With regard to exploratory differences by clinical role, provider age, and patient age (RQ3), we found several group differences. Reflecting their respective training backgrounds, medical providers were more likely to endorse the potential benefit of medication management apps, whereas psychosocial providers were more likely to use and/or perceive potential benefit in pain management, mental health, and sleep health apps. The use of mHealth apps was generally consistent across oncology provider age groups (≤45 and ≥46 years) and patient population (pediatric care providers and adult care providers). However, older providers (age≥46 years) and those providing care to adult patients used more disease management tools, whereas pediatric providers used more medical team communication apps.

Comparison With Prior Work

Our study expands on the background literature on oncology providers’ attitudes toward mHealth apps by soliciting perspectives of those in various clinical roles, not exclusively oncologists; expanding mHealth app functions beyond disease management; and identifying perceived barriers to and facilitators of implementation in oncology care settings. Our findings are consistent with previous studies that have reported that oncologists primarily use mHealth tools for telehealth and medical team communication and rarely use mHealth tools for disease management and follow-up care [40]. Of note, we also found that medical and psychosocial providers alike are interested in using mHealth apps focusing on a wide range of psychosocial care functions to their patients and perceived them to have clinical utility. This was consistent with the literature on patients with cancer and those who have survived cancer, showing high rates of acceptance of mHealth apps but low rates of adoption [60-64]. Specific patient facilitators and barriers beyond demographic and disease characteristics have not yet been examined.
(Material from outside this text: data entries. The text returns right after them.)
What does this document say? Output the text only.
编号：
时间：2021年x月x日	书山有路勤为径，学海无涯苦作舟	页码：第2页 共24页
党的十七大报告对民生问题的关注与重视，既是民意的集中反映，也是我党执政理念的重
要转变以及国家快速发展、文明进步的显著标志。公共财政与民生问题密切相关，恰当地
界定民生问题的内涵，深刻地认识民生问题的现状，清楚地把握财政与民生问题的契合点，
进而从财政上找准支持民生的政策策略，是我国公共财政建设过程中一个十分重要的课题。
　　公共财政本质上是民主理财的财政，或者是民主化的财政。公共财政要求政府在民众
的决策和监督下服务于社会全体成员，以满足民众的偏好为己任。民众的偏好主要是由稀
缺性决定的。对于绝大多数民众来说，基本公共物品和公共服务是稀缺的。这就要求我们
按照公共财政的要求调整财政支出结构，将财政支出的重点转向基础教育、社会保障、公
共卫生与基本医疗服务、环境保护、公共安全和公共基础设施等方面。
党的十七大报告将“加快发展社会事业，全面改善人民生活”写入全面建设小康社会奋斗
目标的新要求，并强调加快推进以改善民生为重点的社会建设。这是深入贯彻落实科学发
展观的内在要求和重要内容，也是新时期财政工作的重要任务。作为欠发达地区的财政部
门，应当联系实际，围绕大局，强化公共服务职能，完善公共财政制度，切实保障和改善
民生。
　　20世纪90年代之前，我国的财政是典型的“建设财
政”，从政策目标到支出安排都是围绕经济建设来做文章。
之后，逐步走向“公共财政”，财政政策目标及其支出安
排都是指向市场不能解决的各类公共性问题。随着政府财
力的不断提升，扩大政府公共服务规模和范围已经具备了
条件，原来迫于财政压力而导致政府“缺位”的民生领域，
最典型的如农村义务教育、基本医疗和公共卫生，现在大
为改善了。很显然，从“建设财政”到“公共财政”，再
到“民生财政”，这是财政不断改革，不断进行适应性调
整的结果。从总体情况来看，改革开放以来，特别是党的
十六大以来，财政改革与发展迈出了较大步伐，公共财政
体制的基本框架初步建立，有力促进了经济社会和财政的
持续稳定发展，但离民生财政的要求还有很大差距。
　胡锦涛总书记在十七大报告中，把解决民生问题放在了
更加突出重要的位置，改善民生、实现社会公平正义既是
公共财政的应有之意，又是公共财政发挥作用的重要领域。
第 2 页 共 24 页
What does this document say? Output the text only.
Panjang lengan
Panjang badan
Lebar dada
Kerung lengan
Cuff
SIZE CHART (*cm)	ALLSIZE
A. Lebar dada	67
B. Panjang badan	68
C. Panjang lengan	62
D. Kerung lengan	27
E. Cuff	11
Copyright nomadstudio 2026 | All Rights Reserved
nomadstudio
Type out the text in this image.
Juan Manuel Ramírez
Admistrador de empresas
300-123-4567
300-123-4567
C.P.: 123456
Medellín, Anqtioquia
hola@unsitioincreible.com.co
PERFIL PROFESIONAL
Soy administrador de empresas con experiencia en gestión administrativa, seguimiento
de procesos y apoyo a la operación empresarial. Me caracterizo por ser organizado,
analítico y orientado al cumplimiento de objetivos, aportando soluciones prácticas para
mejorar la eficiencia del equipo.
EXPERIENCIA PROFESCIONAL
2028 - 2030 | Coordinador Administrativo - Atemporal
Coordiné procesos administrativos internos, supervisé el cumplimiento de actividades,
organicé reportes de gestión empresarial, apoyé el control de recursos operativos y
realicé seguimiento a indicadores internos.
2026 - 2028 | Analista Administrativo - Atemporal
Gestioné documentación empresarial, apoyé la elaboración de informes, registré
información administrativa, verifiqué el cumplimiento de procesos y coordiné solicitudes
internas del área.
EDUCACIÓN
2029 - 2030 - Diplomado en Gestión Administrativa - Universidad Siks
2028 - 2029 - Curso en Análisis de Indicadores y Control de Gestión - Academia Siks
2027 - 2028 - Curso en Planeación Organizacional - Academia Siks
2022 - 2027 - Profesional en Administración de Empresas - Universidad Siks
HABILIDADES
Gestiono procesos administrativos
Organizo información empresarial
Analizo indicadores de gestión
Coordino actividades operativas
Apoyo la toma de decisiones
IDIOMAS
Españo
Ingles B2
Studies examining patient preferences have predominantly focused on disease management apps [60,62-66]. Consistent with the background literature, we found that a primary barrier identified by providers is disparities in access to technology [21,40,67]. However, research has shown that mHealth technologies are universally accessible to individuals regardless of income level, rurality, or marginalized status [3,4,68]. In the United States, 79%-94% of individuals from low-income households (<US $30,000) have access to smartphones, computers, and tablets [3,4,69]. Digitally deployed health interventions have also been proposed for populations/persons experiencing homelessness as viable alternatives to in-person services to overcome traditional access care barriers [68,70,71]. In the United States, 91% of individuals own a smartphone, 95% use the internet, and 90% have a high-speed internet subscription at home [1,3,4,69]. Universal use of smartphones holds across the age continuum, with 95% of teens/young adults, 95%-97% of adults aged>45 years [2-4,72], and 76%-79% of older adults aged>65 years owning a smartphone [4,69,72]. Digital technologies (smartphones, computers, tablets) have become significantly more affordable in recent years, and their rapid adoption has been further accelerated by the COVID-19 pandemic.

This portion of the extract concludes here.